OXFORD – “I felt so bad. I felt like crying. I did cry. I felt like I did it to her,” said a young male student as he left the assembly in the Oxford High School following Jacy Good’s presentation.
Jacy Good graduated college at 10 a.m. on May 18, 2008 and had her life planned. She was going to work for Habitat for Humanity and move to New York and live with her boyfriend. She was 21 years old.
Driving home took approximately an hour and a half, according to Good. She rode with her mother and father, and once they reached the halfway mark to home, they stopped at a gas station.
“Stopping at that gas station is the last memory I had for the next two months,” said Good at the presentation in Oxford on Thursday.
Good’s husband, Steve Johnson, said he had received a phone call that day from Good’s phone. “But it wasn’t her,” he said. Johnson explained to the students and others in attendance that the woman on the other line was from a hospital, and she told him there had been an accident.
Johnson explained that he was told to await a phone call in two hours, but more than three hours passed and he hadn’t received a call.

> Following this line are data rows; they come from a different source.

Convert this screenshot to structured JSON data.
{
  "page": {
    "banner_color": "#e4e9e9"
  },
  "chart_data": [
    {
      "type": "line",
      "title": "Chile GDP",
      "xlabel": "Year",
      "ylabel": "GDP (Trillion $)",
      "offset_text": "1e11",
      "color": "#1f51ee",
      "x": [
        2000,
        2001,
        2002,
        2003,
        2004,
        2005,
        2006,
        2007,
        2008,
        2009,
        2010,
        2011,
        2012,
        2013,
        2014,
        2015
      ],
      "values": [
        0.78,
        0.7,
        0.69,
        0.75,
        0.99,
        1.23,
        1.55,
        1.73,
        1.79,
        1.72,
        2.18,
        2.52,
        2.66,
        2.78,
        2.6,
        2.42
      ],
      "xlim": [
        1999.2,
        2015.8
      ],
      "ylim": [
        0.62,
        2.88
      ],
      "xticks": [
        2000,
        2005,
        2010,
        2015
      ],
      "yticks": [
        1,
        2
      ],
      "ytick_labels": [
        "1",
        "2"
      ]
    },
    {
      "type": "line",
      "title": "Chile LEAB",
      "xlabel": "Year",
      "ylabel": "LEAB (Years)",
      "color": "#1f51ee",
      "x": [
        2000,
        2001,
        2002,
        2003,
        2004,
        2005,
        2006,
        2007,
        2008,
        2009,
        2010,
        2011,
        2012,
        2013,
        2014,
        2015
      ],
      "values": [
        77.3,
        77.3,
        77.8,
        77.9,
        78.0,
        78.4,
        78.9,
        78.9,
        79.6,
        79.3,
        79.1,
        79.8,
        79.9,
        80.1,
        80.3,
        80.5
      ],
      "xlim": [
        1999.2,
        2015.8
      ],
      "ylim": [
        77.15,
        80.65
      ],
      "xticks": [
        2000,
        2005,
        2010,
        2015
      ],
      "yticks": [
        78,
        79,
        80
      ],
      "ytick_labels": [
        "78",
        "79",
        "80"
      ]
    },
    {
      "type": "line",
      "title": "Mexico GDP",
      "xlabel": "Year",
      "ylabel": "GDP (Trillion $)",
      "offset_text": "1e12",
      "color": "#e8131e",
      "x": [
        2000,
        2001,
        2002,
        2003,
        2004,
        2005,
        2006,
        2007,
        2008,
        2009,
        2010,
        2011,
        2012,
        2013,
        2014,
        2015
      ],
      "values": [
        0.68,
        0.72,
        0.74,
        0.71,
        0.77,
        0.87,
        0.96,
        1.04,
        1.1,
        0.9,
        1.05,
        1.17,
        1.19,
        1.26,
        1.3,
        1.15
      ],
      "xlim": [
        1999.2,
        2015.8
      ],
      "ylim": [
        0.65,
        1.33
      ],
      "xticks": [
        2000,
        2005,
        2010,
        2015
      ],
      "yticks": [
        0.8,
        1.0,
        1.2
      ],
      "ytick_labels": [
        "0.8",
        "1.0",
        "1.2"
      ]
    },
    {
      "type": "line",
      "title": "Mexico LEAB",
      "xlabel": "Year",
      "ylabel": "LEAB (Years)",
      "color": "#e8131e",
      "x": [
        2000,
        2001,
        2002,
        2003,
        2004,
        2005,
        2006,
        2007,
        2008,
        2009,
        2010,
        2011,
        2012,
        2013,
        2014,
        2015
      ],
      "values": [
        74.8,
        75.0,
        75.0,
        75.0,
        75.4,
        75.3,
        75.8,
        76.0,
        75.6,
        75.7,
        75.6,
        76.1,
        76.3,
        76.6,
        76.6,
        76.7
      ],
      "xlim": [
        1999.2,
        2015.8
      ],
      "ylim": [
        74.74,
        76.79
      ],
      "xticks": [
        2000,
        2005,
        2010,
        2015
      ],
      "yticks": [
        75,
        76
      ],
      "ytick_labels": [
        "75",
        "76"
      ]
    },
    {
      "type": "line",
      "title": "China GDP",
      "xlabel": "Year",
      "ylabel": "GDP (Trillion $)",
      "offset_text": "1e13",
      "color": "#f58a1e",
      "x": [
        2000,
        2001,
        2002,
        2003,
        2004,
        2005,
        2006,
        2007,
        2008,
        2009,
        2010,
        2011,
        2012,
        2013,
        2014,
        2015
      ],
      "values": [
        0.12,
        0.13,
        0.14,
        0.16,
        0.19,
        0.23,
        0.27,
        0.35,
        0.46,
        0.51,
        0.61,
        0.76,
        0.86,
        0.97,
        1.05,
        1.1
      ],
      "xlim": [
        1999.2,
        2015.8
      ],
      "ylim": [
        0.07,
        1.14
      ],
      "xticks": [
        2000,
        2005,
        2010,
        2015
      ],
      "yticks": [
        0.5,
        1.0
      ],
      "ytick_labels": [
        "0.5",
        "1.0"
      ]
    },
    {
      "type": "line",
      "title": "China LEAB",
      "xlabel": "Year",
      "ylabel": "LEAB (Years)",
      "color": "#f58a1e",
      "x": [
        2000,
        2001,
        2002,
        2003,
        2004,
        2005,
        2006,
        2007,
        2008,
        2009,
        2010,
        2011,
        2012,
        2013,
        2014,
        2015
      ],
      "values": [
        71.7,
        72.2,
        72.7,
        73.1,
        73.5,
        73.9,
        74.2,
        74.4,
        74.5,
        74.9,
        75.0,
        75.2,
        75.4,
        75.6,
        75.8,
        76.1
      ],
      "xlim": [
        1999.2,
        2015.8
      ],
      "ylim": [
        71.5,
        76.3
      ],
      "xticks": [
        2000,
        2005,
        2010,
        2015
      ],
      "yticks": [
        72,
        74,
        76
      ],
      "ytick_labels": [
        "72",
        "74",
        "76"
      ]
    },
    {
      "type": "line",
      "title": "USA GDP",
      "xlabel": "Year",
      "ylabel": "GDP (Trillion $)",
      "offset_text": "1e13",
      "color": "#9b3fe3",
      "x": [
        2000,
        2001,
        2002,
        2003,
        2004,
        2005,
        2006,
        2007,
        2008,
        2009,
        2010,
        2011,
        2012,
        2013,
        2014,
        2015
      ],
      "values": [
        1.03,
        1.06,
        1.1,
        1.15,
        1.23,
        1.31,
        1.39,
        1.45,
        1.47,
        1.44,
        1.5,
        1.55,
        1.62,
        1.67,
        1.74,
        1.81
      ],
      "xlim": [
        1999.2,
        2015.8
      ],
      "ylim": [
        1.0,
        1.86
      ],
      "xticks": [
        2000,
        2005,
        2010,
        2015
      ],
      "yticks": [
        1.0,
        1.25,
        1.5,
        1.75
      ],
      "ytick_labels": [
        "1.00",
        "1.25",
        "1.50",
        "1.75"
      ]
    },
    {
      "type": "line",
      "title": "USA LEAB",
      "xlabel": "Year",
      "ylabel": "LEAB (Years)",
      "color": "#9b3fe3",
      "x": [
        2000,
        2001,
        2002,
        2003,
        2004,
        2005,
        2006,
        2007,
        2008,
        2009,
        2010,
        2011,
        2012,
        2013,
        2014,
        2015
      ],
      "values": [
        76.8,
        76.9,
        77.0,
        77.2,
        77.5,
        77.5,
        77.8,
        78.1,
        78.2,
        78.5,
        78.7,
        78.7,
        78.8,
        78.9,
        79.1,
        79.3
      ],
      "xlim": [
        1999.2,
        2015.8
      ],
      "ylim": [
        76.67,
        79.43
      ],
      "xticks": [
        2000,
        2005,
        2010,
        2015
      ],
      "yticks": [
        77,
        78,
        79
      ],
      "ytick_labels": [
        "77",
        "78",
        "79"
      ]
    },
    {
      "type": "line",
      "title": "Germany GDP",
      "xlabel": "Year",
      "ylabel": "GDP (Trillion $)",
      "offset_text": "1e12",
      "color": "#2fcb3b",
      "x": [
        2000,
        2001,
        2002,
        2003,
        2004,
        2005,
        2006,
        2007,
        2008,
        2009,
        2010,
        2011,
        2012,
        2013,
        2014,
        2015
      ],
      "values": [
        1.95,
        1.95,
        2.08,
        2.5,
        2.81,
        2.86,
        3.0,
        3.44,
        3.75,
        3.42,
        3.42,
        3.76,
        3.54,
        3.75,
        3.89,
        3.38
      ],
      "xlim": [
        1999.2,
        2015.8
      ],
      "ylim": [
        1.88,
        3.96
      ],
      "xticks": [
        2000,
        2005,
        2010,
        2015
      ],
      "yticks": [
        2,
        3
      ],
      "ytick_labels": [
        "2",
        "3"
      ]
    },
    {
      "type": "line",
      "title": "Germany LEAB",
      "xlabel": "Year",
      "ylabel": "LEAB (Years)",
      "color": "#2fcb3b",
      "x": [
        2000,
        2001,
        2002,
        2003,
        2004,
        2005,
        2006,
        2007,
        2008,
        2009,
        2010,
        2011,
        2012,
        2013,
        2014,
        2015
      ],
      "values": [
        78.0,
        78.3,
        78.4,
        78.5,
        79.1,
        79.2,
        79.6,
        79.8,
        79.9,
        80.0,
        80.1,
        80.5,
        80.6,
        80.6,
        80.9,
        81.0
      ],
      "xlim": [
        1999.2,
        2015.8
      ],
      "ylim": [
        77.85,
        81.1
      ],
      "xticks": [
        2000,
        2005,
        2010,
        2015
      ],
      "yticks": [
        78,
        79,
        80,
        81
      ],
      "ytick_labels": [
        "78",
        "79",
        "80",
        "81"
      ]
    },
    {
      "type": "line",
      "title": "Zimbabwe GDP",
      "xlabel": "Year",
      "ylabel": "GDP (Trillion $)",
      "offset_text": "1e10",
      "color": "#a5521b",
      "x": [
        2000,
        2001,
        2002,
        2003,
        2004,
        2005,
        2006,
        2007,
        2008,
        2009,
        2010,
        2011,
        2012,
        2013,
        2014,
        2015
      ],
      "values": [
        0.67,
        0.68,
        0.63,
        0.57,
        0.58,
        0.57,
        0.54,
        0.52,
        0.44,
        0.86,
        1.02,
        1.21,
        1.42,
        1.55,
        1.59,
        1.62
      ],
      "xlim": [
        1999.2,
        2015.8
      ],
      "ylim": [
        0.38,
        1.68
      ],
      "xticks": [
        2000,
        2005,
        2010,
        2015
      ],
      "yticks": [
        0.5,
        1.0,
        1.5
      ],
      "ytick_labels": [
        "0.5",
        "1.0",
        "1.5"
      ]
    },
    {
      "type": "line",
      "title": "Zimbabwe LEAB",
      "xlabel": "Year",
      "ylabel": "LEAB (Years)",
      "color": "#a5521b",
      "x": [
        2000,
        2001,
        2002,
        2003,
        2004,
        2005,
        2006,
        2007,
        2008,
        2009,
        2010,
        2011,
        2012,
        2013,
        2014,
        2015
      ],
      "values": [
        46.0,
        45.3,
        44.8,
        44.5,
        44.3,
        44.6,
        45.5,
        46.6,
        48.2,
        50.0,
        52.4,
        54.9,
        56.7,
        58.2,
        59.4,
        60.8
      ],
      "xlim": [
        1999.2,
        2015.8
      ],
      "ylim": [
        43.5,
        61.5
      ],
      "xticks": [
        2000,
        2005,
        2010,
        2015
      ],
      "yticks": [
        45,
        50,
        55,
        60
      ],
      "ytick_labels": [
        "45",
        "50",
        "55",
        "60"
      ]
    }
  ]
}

“The only girl I ever even kissed, and she was gone,” Johnson said he thought. He then received a phone call from Good’s brother, notifying him that she was alive; but neither of Good’s parents survived.
“I loved them so much,” said Johnson. “Someday they would have been the greatest grandparents.”
The Goods’ vehicle was struck head-on by a tractor trailer as both entered an intersection with green lights. The truck swerved to try to avoid a man coming from the intersecting road who attempted to turn left through a red light.
That man was talking on his phone at the time.
Good was given a ten percent chance of survival as she lay comatose and nearly unrecognizable in intensive care that first night. “Her beautiful hair was gone, blood was caked on her head, and her head was swollen twice its normal size,” said Johnson. “If you didn’t tell me that was Jacy Good [as he pointed to a photo from the hospital], I wouldn’t have known.”
Johnson said he spent 12 hours a day by her side through four months of hospitalization.
“It sunk in that life was forever going to be changed,” said Johnson.